O Khabar Lahariya, único veículo rural independente da Índia administrado por mulheres, foi criado em 2002 na região de Bundelkhand, marcada por seca e subdesenvolvimento. O jornal é formado sobretudo por mulheres de comunidades marginalizadas, muitas sem educação formal. Atualmente, alcança 5 milhões de pessoas por mês em plataformas digitais e conta com cerca de 24 repórteres em 16 distritos de Uttar Pradesh e Madhya Pradesh, áreas pouco cobertas pela mídia tradicional.
A história do veículo é contada no livro “The Good Reporter: A Memoir of Journalism in the 21st Century, A Collective Biography” (Simon & Schuster India, 2026), escrito por Disha Mullick com Geeta Devi, Kavita Bundelkhandi, Lakshmi Sharma, Nazni Rizvi, Shyamkali e Suneeta Prajapati. A obra combina memórias pessoais e episódios de reportagem para examinar as histórias que jornalistas escolhem contar e a forma como decidem contá-las.
Origem em oficina de alfabetização
O Khabar Lahariya surgiu de uma ideia testada em 1993 em um centro residencial de alfabetização de adultos mantido no distrito de Banda, em Uttar Pradesh, como parte do programa “Mahila Samakhya”. Um jornal de grande formato foi desenvolvido em oficinas com alunas e distribuído a comunidades rurais. Rapidamente ganhou popularidade, sendo a primeira e única peça de comunicação de massa na língua local, o bundeli, centrada em audiências rurais remotas e priorizando histórias de suas vidas cotidianas.
O núcleo do que o jornal se tornou — jornalistas locais e um produto jornalístico local — surgiu nos anos 1990 na Índia, em um contexto de globalização e de políticas que levaram mulheres ao espaço público como sujeitos proativos. O programa “Mahila Samakhya” introduziu a ideia de educação como ferramenta crítica para empoderar mulheres adultas. Chitrakoot, onde o Khabar Lahariya começaria, foi um dos distritos onde o programa foi implementado.

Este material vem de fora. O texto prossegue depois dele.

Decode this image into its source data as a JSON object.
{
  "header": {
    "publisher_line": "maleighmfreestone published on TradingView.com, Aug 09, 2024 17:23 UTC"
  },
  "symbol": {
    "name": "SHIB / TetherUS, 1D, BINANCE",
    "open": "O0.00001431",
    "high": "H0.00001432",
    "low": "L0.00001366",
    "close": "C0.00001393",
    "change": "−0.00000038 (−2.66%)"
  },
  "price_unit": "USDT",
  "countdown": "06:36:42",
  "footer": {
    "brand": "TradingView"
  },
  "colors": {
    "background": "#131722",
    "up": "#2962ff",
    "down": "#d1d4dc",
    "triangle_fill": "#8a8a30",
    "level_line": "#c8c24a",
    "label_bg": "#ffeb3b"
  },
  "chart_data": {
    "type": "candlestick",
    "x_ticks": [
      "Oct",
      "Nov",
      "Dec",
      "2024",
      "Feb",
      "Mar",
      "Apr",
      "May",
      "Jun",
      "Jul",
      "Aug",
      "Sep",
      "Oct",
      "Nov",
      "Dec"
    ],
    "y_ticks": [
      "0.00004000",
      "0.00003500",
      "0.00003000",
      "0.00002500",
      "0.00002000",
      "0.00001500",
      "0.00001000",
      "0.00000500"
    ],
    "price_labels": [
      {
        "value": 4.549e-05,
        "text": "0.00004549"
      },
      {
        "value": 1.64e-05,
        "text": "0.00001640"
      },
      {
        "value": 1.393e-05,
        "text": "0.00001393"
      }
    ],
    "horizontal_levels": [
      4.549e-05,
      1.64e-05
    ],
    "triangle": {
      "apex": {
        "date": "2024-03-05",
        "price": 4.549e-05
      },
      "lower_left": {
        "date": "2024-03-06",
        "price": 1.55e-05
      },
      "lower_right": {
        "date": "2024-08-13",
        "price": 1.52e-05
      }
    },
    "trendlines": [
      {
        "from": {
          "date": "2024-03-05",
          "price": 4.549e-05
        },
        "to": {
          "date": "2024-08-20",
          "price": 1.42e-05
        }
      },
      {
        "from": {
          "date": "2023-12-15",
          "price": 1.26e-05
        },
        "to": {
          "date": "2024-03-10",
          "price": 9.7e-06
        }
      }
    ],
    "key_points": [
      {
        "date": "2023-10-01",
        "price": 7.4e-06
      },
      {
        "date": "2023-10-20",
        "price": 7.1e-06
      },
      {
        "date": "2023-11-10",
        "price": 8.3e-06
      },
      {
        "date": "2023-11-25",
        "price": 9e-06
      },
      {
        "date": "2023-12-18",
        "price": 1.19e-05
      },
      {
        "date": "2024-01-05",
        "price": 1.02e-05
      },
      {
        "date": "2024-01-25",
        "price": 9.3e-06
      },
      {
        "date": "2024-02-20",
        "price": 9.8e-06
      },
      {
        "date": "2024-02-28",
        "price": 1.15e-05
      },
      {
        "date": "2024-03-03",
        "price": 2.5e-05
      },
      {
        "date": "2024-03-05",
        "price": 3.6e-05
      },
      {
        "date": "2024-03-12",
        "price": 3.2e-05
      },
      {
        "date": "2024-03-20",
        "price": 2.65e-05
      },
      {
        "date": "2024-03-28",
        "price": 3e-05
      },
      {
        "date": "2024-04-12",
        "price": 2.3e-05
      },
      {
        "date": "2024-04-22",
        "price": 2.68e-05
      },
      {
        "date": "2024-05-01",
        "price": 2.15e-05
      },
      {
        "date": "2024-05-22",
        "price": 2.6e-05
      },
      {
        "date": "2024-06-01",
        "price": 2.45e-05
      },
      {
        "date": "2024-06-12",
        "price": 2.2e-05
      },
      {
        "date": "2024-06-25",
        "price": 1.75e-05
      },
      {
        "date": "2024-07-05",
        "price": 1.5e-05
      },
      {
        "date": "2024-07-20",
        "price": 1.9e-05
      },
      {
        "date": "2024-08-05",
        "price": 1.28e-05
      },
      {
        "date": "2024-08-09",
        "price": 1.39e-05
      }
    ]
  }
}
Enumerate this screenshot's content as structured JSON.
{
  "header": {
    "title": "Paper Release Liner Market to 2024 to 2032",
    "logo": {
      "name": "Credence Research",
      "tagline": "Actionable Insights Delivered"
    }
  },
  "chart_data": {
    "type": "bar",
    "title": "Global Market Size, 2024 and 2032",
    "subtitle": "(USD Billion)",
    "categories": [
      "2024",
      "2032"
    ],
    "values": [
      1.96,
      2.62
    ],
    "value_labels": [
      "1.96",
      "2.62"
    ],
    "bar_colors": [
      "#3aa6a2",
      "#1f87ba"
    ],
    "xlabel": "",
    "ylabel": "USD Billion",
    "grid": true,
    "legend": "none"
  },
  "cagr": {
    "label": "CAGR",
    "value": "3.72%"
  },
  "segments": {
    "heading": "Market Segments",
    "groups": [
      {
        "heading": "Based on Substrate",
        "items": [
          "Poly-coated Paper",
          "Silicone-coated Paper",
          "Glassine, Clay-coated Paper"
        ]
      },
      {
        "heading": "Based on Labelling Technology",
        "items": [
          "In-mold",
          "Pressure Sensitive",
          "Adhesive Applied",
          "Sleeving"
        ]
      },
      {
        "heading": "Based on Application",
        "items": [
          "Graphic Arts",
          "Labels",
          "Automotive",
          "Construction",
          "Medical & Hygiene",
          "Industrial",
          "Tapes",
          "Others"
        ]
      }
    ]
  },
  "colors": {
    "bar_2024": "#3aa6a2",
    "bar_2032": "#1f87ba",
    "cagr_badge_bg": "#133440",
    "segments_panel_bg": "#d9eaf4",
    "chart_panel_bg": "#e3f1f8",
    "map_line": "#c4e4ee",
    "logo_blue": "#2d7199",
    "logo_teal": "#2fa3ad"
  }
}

O produto de alfabetização assumiu importância inesperada quando as mulheres que o produziam começaram a definir preço e vendê-lo. Mulheres dehati (termo pejorativo em hindi que significa rural ou caipira), unpad (analfabetas), vendendo um jornal de grande formato, saindo de suas casas, entrando em jipes e atravessando rios para fazer as pessoas comprarem e lerem. E as pessoas pagaram. Isso impulsionou a ideia de um jornal local mais permanente, lançado como Khabar Lahariya em 2002.
Missão e impacto
O Khabar Lahariya tinha, em sua essência, o desejo de levar ao espaço público histórias sobre vidas rurais cotidianas a partir da perspectiva daqueles considerados os menos prováveis — por causa de suas castas e de sua história de exclusão da educação — de ter uma voz pública. Uttar Pradesh, o maior Estado do país, mantém de forma firme e distinta as normas de casta, classe e gênero. Bundelkhand, onde Banda está localizada, é uma região rochosa, atingida pela seca e com uma história de subdesenvolvimento e pobreza.
Na região, crimes sensacionalistas eram abundantes, mas a política do sistema feudal profundamente estratificado encontrava pouco espaço nos jornais em circulação. Os jornais disponíveis eram densamente preenchidos com histórias em letras pequenas, em uma língua que ninguém falava ou lia, e incluíam principalmente histórias sobre cidades distantes. Eram — e em grande parte ainda são — propriedade de grandes empresas ou políticos, e repórteres e correspondentes locais eram predominantemente de castas “superiores”.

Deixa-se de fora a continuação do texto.